Ronald Dworkin, the legal philosopher who died in 2013, famously used a metaphor once to explain the core of his thinking on the philosophy of law. In the context of American common law and constitutional interpretation, Dworkin analogized the role of judges as the writers of a "chain novel." The law, per Dworkin, was a collective novel, composed by a sequence of jurists. In his words: "In this enterprise a group of novelists writes a novel seriatim; each novelist in the chain interprets the chapter he has been given in order to write a new chapter, which is then added to what the next novelist receives, and so on."

When reading Jeffrey Goldberg's new article in the April 2016 issue of the Atlantic, which seems to have opened the doors to a public debate measuring the legacy of the Obama administration's foreign policy, I was reminded of Dworkin's metaphor and wondered if it might be a useful way to think about assessing the foreign policy records of U.S. presidents. Critical to Dworkin's metaphor wasn't merely the idea of continuity in the "novel" of law, but jurists had to preserve what he called "narrative coherence" — the idea that law, as interpreted by contemporary judges, had to effectively make sense given what had come before it. The core narrative had to persist, binding judges to interpret and reason about the law within certain bounds, proscribed by their predecessors and, ultimately, the constitution.

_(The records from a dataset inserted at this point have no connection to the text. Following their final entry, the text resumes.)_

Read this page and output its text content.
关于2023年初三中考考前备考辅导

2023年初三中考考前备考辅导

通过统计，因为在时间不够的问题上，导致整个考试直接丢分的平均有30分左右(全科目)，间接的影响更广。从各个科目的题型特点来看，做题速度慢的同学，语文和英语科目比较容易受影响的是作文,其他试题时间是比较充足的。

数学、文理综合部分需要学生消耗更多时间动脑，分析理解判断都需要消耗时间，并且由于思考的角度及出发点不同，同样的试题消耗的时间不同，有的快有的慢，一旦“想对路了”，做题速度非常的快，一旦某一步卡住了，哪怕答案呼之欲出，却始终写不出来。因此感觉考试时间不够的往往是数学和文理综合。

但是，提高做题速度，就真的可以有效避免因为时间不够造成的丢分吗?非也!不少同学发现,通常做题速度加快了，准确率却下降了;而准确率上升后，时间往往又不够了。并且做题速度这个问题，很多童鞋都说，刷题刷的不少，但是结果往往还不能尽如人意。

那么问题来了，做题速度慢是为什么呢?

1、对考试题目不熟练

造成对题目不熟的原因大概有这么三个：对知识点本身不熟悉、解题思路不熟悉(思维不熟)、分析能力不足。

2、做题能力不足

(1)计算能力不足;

American presidents have a similar task when it comes to foreign policy. Even though the challenges they'll face will appear discrete and episodic, there is a fundamental task that has guided the exercise of American power abroad since 1945, which is making sure that the liberal international order that was set up after World War II persists unchanged. This is the "narrative" to the story of why American power has mattered.